ABSTRACT

Road infrastructure is one of the pillars of modern societies: it allows efficient transport of people and goods where other transport modalities could not compete in terms of cost efficiency. However, road asphalt tends to deteriorate over time, with use, and due to atmospheric and environmental phenomena. It is precisely the capillarity of road infrastructure, its greatest value, which also makes it very difficult and expensive to monitor and maintain, thus making road monitoring an important part of structural health monitoring (SHM). To date, in most countries, the detection of damage to the road surface is done manually, with specialized operators in the field operating expensive equipment, greatly limiting the effectiveness of monitoring by maintenance bodies. The recent breakthroughs in computer vision, neural networks, and artificial intelligence make low-cost monitoring of infrastructure possible and scalable, reducing the reliance on monitoring performed by more expensive and invasive methods that require human intervention to just a small number of critical cases. In this chapter, we overview and discuss a number of methods for pothole and crack detection on the road surface, focusing on the recent achievements in semantic segmentation of road images to identify both potholes and cracks using deep learning techniques.

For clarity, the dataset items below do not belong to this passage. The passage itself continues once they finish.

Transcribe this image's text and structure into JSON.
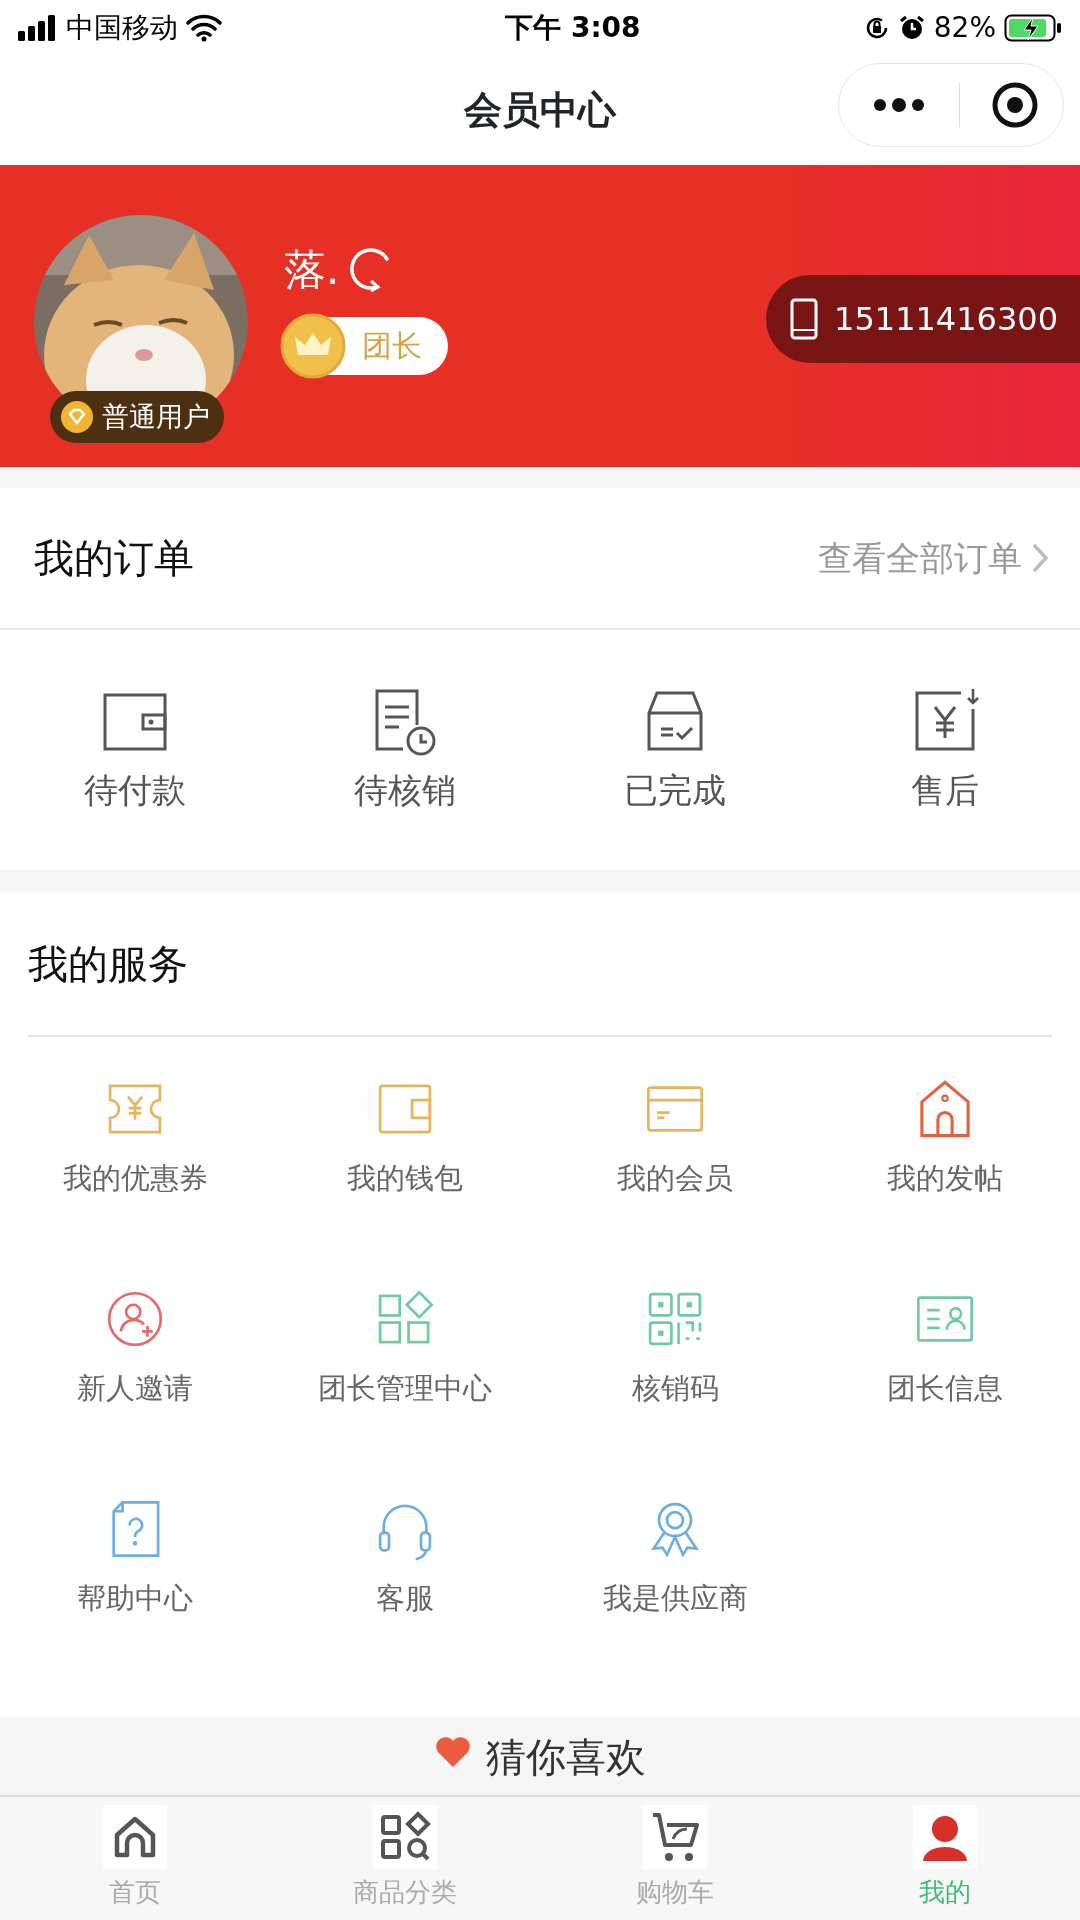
{
  "status_bar": {
    "carrier": "中国移动",
    "time": "下午 3:08",
    "battery": "82%"
  },
  "nav": {
    "title": "会员中心"
  },
  "profile": {
    "level": "普通用户",
    "name": "落.",
    "role": "团长",
    "phone": "15111416300"
  },
  "orders": {
    "title": "我的订单",
    "link": "查看全部订单",
    "items": [
      {
        "label": "待付款"
      },
      {
        "label": "待核销"
      },
      {
        "label": "已完成"
      },
      {
        "label": "售后"
      }
    ]
  },
  "services": {
    "title": "我的服务",
    "items": [
      {
        "label": "我的优惠券",
        "color": "#e9b35a"
      },
      {
        "label": "我的钱包",
        "color": "#e9b35a"
      },
      {
        "label": "我的会员",
        "color": "#e9b35a"
      },
      {
        "label": "我的发帖",
        "color": "#e2643f"
      },
      {
        "label": "新人邀请",
        "color": "#e76a6a"
      },
      {
        "label": "团长管理中心",
        "color": "#6ccca0"
      },
      {
        "label": "核销码",
        "color": "#6ccca0"
      },
      {
        "label": "团长信息",
        "color": "#6ccca0"
      },
      {
        "label": "帮助中心",
        "color": "#6aaee8"
      },
      {
        "label": "客服",
        "color": "#6aaee8"
      },
      {
        "label": "我是供应商",
        "color": "#6aaee8"
      }
    ]
  },
  "recommend": {
    "title": "猜你喜欢"
  },
  "tabbar": [
    {
      "label": "首页",
      "selected": false
    },
    {
      "label": "商品分类",
      "selected": false
    },
    {
      "label": "购物车",
      "selected": false
    },
    {
      "label": "我的",
      "selected": true
    }
  ]
}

In addition, we present some of the devices for data acquisition currently available on the market, focusing in particular on depth cameras, and we introduce the most important open datasets and benchmarks currently available in the literature. Finally, we discuss future research directions regarding the use of RGB-D (Red Green Blue-Depth) technology and depth cameras as an additional source of information to be provided to the neural network during training or to set up self-supervised learning pipelines.